Coursera course review - Machine Learning by Andrew Ng
Andrew Ng is Associate Professor of Computer Science at Stanford; Chief Scientist of Baidu; and Chairman and Co-founder of Coursera. His machine learning course is the MOOC that had led to the founding of Coursera!
This course provides a broad introduction to machine learning, datamining, and statistical pattern recognition. Topics include:
- Supervised learning (parametric/non-parametric algorithms, support vector machines, kernels, neural networks).
- Unsupervised learning (clustering, dimensionality reduction, recommender systems, deep learning).
- Best practices in machine learning (bias/variance theory; innovation process in machine learning and AI).
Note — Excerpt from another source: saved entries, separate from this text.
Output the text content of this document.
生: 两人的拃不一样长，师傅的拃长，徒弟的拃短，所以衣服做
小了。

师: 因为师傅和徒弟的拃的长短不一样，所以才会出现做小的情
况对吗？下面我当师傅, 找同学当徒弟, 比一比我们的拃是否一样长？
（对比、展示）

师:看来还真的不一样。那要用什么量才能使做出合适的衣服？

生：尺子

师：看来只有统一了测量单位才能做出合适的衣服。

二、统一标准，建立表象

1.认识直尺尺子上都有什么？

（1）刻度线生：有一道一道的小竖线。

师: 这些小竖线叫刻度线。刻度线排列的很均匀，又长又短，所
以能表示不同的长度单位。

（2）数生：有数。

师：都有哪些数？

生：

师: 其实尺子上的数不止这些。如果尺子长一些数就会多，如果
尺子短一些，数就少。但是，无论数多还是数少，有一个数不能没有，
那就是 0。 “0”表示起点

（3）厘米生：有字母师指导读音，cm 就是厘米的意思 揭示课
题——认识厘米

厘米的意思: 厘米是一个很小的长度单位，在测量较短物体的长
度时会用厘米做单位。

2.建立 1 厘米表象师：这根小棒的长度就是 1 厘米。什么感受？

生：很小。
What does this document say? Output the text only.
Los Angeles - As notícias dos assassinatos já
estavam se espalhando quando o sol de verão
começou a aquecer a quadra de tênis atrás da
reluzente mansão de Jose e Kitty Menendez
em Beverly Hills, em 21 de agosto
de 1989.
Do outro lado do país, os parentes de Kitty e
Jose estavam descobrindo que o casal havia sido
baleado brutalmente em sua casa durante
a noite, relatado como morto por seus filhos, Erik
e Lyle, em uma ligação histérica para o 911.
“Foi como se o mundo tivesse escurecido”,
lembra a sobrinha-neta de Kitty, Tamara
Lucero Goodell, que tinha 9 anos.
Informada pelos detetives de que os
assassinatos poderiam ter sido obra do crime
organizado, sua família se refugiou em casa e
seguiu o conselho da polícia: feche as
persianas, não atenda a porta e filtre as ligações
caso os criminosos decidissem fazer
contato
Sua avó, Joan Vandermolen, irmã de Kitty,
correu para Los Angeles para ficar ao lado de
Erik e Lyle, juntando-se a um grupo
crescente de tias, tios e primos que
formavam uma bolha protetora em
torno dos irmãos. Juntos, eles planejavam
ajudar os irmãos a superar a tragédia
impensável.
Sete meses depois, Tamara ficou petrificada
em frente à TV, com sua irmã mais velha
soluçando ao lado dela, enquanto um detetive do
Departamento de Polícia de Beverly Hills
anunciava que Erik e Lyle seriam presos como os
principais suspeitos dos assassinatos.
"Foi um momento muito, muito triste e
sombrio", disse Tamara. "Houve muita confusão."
The course will also draw from numerous case studies and applications, so that you’ll also learn how to apply learning algorithms to building smart robots (perception, control), text understanding (web search, anti-spam), computer vision, medical informatics, audio, database mining, and other areas.
Comments On The Course
Stanford University has done a good job in managing courses in coursera, all the courses is in good quality. This machine learning course is my first course in coursera, and also the first course that give me basic knowledge about machine learning.
At this course, Andrew Ng has given us a lot of programming assignment to solve it in octave, which include coding for support vector machines, clustering and neural network.
I wish that Andrew Ng has given more lecture on machine learning. His lecture is clear and meaningful, definitely a 5 star rating course.